After turbulent times in the 1970s and 1980s – the US economy experienced two contractions in each decade – recessions have become rather rare. The U.S. economy went into recession in 1990 and then again in 2001. While those downturns gave workers and investors pause, neither turned out to be the kind of calamity that deserves to repay the mortgage or ending a prudent financial plan. .

The worst post-war downturn was the Great Recession of 2008, and a 2022 recession is unlikely to approach the severity of this financial crisis.

Even if the economy crashes, what would you accomplish by paying off the mortgage? If you lose your job due to an economic downturn, it’s best to keep the mortgage open and use your bank balance not only to make monthly payments, but also to buy food and pay utility bills.

“Home equity won’t pay the bills; money in the bank will,” McBride says.

Also, if the worst-case scenario occurs and you lose your job, you will no longer be able to tap into the equity in your home. Lenders require stable and regular income for a cash refinance or home equity loan. Without income, the equity in your home is locked in until you sell it.

Homeowners should also be encouraged to know that politicians, regulators and lenders have provided generous support during the COVID recession. Most homeowners were allowed to skip mortgage payments for up to 18 months without penalties.

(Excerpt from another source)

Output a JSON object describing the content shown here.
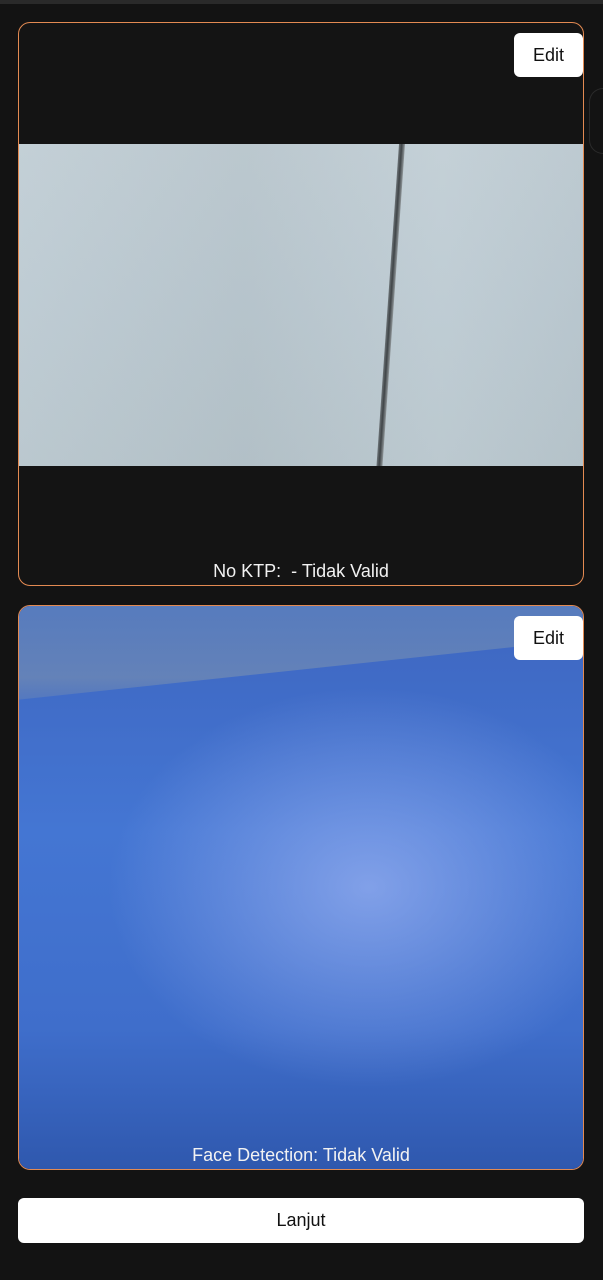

While there’s no indication the next downturn will look like the coronavirus shutdown, borrowers can take comfort in knowing that if things get really bad, the feds could offer another escape route.

At the end of the line

As with any rule of thumb, there are outliers – those people in special circumstances who might consider paying off their home loan before the hard times hit.

One such group is made up of homeowners approaching both retirement and the end of their mortgage. If you owe a modest amount — $20,000 or $25,000, for example — and just want to get rid of your monthly payment, it might be a good idea to write a check for the remaining balance.

For most homeowners, however, the threat of a recession shouldn’t affect how you approach your mortgage.